By the end of Act One, we discover that El Coco was Frankenstein’s original Monster. The revolutionary’s budding love for Veronique Flecker, another of doctor’s creations, is interrupted: the couple is captured and delivered to Frankenstein, who promptly has El Coco skinned and left for dead.

At this point in the KLPac performance, I realised why the play reminded me of Keris Laksamana Bentan: it looked cheap.

El Coco’s skin, hung up on scaffolding as the first act’s set-piece, looked suspiciously like a deflated blow-up doll. The Y-shaped sutures on the creatures’ faces that identified them as Frankenstein’s creations looked like they were done by a nurse afflicted with Tourette’s syndrome — they were so huge the gloom couldn’t hide them. The costumes were a mix of Goth-surplus items and bandages.

When people pay to go and see a play at the Kuala Lumpur Performing Arts Centre, I don’t think they expect a Halloween party. With Frankenstein in Love, that was what they got — and a bad one, at that.

A shame, since underneath all the lame makeup, corny special effects and tacky costumes were some pretty good lines: “Death’s good, like the petit mort — a sense of a duty done,” gave the gore some pathos; “I’m good with virgins, especially docile virgins who died early,” elicited a few laughs.

Undead Actors

We laughed more at the death of Cockatoo, El Coco’s right-hand man, the night I watched Frankenstein in Love. Played by Michael Chen, this apparently tragic scene in the second act was made comic because of the performer’s inability to get into character: every time he had lines, Michael would noticeably turn to address the seats, instead of actually engaging whichever fellow actor to whom he was supposed to be talking — and this tic extended to his supposed demise.

It isn’t fair for me to single out anyone, though — and this was the real tragedy of the play: we never forgot that the people we saw onstage were actors, mouthing their lines as if eating hot cardboard, more preoccupied with getting the words correct (some actually swayed back and forth during their recital) than bothering about emotion or pacing. Lack of the most rudimentary elements of stagecraft — eye contact, for example — meant that it was hard to determine who was talking to whom, unless the characters addressed each other by name.
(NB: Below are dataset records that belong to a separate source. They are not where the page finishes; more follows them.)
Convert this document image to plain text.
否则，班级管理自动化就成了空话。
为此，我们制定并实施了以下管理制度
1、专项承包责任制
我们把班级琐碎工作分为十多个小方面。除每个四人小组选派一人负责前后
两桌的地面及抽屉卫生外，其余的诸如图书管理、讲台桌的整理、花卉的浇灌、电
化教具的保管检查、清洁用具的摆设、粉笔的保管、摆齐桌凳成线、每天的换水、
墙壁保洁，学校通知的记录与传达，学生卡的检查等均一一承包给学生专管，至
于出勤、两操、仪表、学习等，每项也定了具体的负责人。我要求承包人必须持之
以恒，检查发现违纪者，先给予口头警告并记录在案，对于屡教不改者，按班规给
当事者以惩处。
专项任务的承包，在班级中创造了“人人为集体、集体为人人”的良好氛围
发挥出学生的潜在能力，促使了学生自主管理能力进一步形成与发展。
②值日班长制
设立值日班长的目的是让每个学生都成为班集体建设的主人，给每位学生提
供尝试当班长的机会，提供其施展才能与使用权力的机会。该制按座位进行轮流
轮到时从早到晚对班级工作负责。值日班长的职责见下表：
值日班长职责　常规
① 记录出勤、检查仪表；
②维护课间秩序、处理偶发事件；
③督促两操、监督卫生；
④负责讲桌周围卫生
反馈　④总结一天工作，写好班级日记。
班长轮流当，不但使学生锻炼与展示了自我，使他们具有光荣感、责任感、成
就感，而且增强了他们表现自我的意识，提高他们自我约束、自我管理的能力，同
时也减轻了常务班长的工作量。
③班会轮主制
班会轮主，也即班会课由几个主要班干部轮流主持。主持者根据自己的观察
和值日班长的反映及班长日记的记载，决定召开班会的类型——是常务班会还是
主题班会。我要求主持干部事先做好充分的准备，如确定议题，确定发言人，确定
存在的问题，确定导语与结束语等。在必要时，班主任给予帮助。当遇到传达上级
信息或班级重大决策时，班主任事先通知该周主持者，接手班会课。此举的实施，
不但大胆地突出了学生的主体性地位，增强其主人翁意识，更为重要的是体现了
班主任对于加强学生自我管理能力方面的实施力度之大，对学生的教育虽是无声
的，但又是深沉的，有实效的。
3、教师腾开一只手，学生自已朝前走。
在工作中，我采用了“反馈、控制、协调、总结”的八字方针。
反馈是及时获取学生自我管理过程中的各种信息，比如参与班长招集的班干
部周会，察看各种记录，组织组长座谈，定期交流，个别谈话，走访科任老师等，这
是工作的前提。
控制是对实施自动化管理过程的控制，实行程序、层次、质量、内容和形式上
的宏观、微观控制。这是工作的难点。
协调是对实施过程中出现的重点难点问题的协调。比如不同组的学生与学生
Perhaps training for the timing of those two squibs kept the performers from perfecting their roles. I don’t know.

Rashid Salleh’s El Coco and Melissa Maureen’s Veronique made the one of the most passionless stage couples of recent times: they exchanged declarations of love twice onstage, and suddenly we were expected to believe they were star-crossed lovers –­ whatever happened to foreplay and romance?

Or heaving chests, for that matter? If either were monitored by an electrocardiogram, I’m convinced they would have shown flat-lines. Sure, the monster and his lover are technically dead — but I doubt corpses are supposed to be that stiff.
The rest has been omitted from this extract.